L’illusion brésilienne

Baisse de la popularité du président Lula, augmentation des tensions au sein du PT, grogne des  » sans terre « , grève de travailleurs contre la réforme des retraites, le temps où certains pouvaient avoir encore quelques illusions dans les capacités et la volonté de Lula à rompre avec la logique du libéralisme est aujourd’hui clairement révolue.

Article dans l’Egalité n°104

Mais cette évolution rapide de l’image du gouvernement brésilien n’a rien d’accidentel.
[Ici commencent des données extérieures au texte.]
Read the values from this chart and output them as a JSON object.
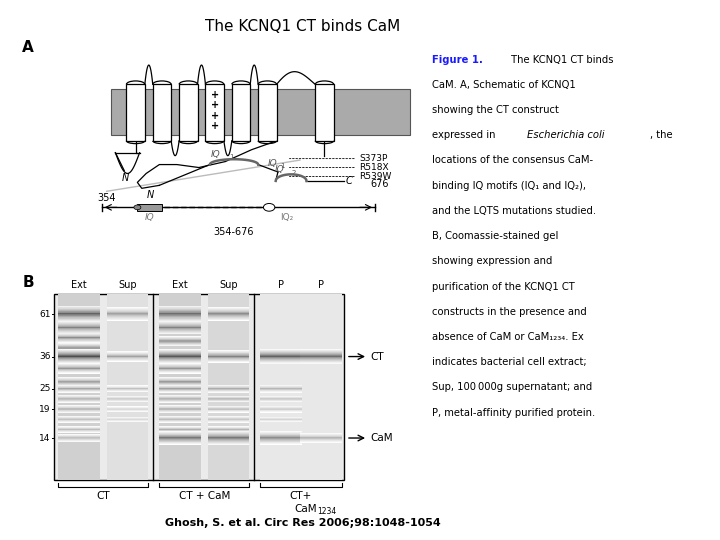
{
  "title": "The KCNQ1 CT binds CaM",
  "title_fontsize": 11,
  "title_color": "#000000",
  "bg_color": "#ffffff",
  "fig_width": 7.2,
  "fig_height": 5.4,
  "caption_bold_color": "#1a1aff",
  "citation": "Ghosh, S. et al. Circ Res 2006;98:1048-1054",
  "gel_labels_top": [
    "Ext",
    "Sup",
    "Ext",
    "Sup",
    "P",
    "P"
  ],
  "gel_kda": [
    "61",
    "36",
    "25",
    "19",
    "14"
  ],
  "ct_label": "CT",
  "cam_label": "CaM",
  "gel_group1": "CT",
  "gel_group2": "CT + CaM",
  "gel_group3": "CT+",
  "gel_group3b": "CaM",
  "gel_group3c": "1234",
  "gray_mem": "#999999",
  "helix_fill": "#ffffff",
  "helix_edge": "#000000"
}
Dès la campagne électorale, la volonté du candidat du PT à préserver les intérêts des investisseurs étrangers et la politique du FMI laissait présager la trahison des travailleurs par celui qui pourtant s’était toujours présenté comme le défenseur de leurs intérêts.

Une méfiance légitime

Mais il ne faut pas oublier qu’au même moment le Parti des travailleurs a perdu son siège de gouverneur dans l’Etat du Rio Grande du Sud (le candidat n’était autre que le maire de Porto Alegre). De plus, dans les villes gérées par des membres du PT, le vote en faveur de Lula a été bien dessous de la moyenne nationale. Qu’en conclure ? Que les travailleurs se sont saisis des élections présidentielles pour mesurer leur force, leur poids et voir leurs revendications gagner enfin le devant de l’arène politique. Mais que dans certaines régions gouvernées par des membres du PT, ils se sont également saisis des élections pour marquer leur déception face aux promesses non tenues des sections locales du Parti des travailleurs, lesquelles n’ont pas mené une politique réellement en faveur des travailleurs. Car vouloir comme l’exige la direction du PT concilier dans un  » nouveau pacte social  » les intérêts des capitalistes et ceux des travailleurs revient systématiquement à sacrifier le plus faible. C’est trahir la classe ouvrière en prétendant qu’elle a des intérêts communs avec ceux qui l’exploitent et la maintiennent dans la misère. C’est, au nom d’une pseudo paix sociale, chercher à étouffer dans le calme toute opposition à la domination de la loi du profit.

Une réforme impossible

Et c’est pour cela que la ligne des dirigeants du PT et le programme de Lula semblent aux capitalistes locaux et internationaux comme le mieux adapté pour parvenir à leurs fins.

Car le nouveau président non seulement se pose comme le meilleur gestionnaire du capitalisme mais il détourne également l’attention des masses en jouant sur l’illusion que le capitalisme puisse être réformable. La lutte des classes serait ainsi un concept caduque sans aucune réalité. L’heure serait à la concertation, à la négociation, dans l’intérêt de tous, patrons comme ouvriers. Mais comment croire à ce conte de fées ? Comment penser que les patrons vont à un moment accepter sous la pression de faire des concessions et de rogner leurs profits afin d’accéder aux demandes du plus grand nombre ? S’ils faisaient ça ils renonceraient à la nature même du capitalisme.

Certes à un certain moment historique, les patrons ont dû acheter la paix sociale en concédant des acquis aux travailleurs. Mais à présent il suffit de regarder le nombre croissant d’entreprises licenciant alors qu’elles sont largement bénéficiaires ou encore de remarquer la convergence au niveau mondial des attaques sur les retraites ou les services publics, pour constater que l’heure est plus que jamais à la lutte frontale des classes. Comment espérer obtenir une trêve de son ennemi quand celui-ci met tout en œuvre pour vous soumettre ?

Le Venezuela montre bien la présence de deux camps aux intérêts opposés. La bourgeoisie locale et l’impérialisme américain tentent sans cesse de renverser le populiste Chavez, non pas pour des raisons de droits démocratiques mais pour retrouver leur suprématie sur les travailleurs. Face à eux il y a un mouvement de pression des masses vénézueliennes certes mais pour défendre leurs intérêts et résister aux manœuvres des nantis, non pas pour obtenir d’eux quelques avantages.

La réalité du socialisme

L’expérience actuelle des travailleurs brésiliens nous montre donc que si la présence d’un parti des travailleurs fort est une nécessité, elle n’est pas pour autant suffisante. Une force qui ne s’en prend pas réellement au capitalisme profite, en définitive, toujours à la bourgeoisie. La réforme du capitalisme n’est qu’un vaste tour d’illusionniste. Seul le programme socialiste met en avant la condition indispensable du renversement du capitalisme. Seul le socialisme a confiance dans la capacité de la classe ouvrière à changer ce système de l’exploitation et est à même de donner à la fois l’analyse et la tactique pour la voir triompher.